Bear Sterns, Lehman Brothers, Fannie Mae, Freddie Mac–the financial crisis keeps deepening. The stock market is taking a hit. But keep your eye on the real economy–where people go to work and earn their money.
We've had nine straight months of job losses. The plunge in industrial output in August was far worse than expected, led by a staggering 11.9 percent drop in production of motor vehicles and parts. Ford and General Motors are laying off workers across the country. Detroit is a basket case–but it isn't just Detroit that's in trouble.
So General Motors chief executive G. Richard Wagoner Jr. is looking for help from Washington. Not a bailout, but low-interest loans that can help the auto industry retool its assembly lines to build the cars of the future.
Needless to say, the timing couldn't be worse. The Federal Reserve has just bailed out Bear Sterns, and opened lines of credit to the unregulated shadow banking system. The Treasury just absorbed Fannie Mae and Freddie Mac, essentially adding another $5 trillion directly to U.S. debt, and putting at risk some $200 billion directly.
The deficit will soar to over $400 billion this year. And, of course, a slowing economy will drive down tax receipts and drive up spending.
Moreover, the auto companies don't exactly evoke sympathy. For years, they arrogantly focused on building trucks and SUVs, low-mileage vehicles that generate higher profit margins than smaller, more efficient cars. They used their lobbying clout to block higher mileage standards at the federal level for years. They spent more energy on suppressing electric cars and battery technology than on developing it. For them, global warming was an image problem, not a national imperative.
So why even think about providing help to these mastodons? I think there are two big reasons why Congress should act.
First, this is the heart of America's industrial system. If the auto industry goes into decline, the U.S. economy is in trouble. The automakers, along with their suppliers and dealership networks, are responsible for nearly 3 million jobs, according to government figures for June. Cuts on assembly lines lead to even more layoffs at auto-parts makers and other suppliers to the industry, such as steel, aluminum and chemical manufacturers. And dealerships–who employ more people than the manufacturers–are starting to shed people as sales decline. Combined, these layoffs will devastate the retail and service sectors in towns where the jobs are lost. It will be difficult to avoid a deep recession if the auto industry remains in decline.
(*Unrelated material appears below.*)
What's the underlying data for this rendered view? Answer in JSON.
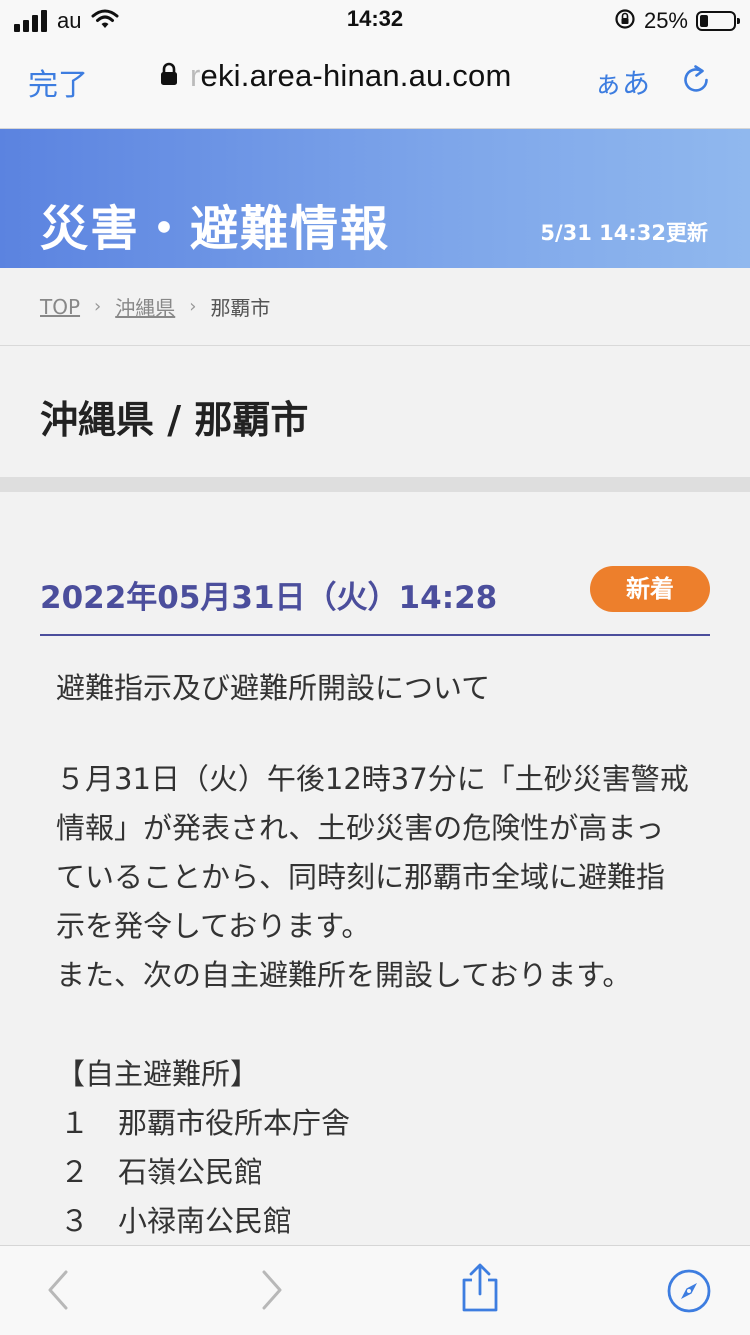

Second, the auto industry should be at the center of America's economic future. This economy is in trouble. Short term stimulus isn't enough. We need a new economic strategy in the global economy. At the center of this must be energy independence–a concerted drive to develop renewable energy, capture the gains of conservation, and reduce this country's addiction to foreign oil. Done well, this can make America a leader in the green technologies and alternative energies that will be the growth markets of the future. Regaining a lead in building the green cars of the future should be at the center of that effort.
A loan is not a bailout. These loans aren't simply for the auto industry, but for the country itself. Labor and management are on the same side of the table; their interest in saving the industry is the same, as is their interest in protecting it from unfair competition abroad, where a combination of heavy subsidies for local industry and high tariffs to keep out foreign competition put American companies at a serious disadvantage.
The globalization of capital and the globalization of workers' rights–of human rights–must go hand in hand. We can either rebuild manufacturing in this country or get ready to survive as a cheap place to visit for the European and Asian tourists from manufacturing nations.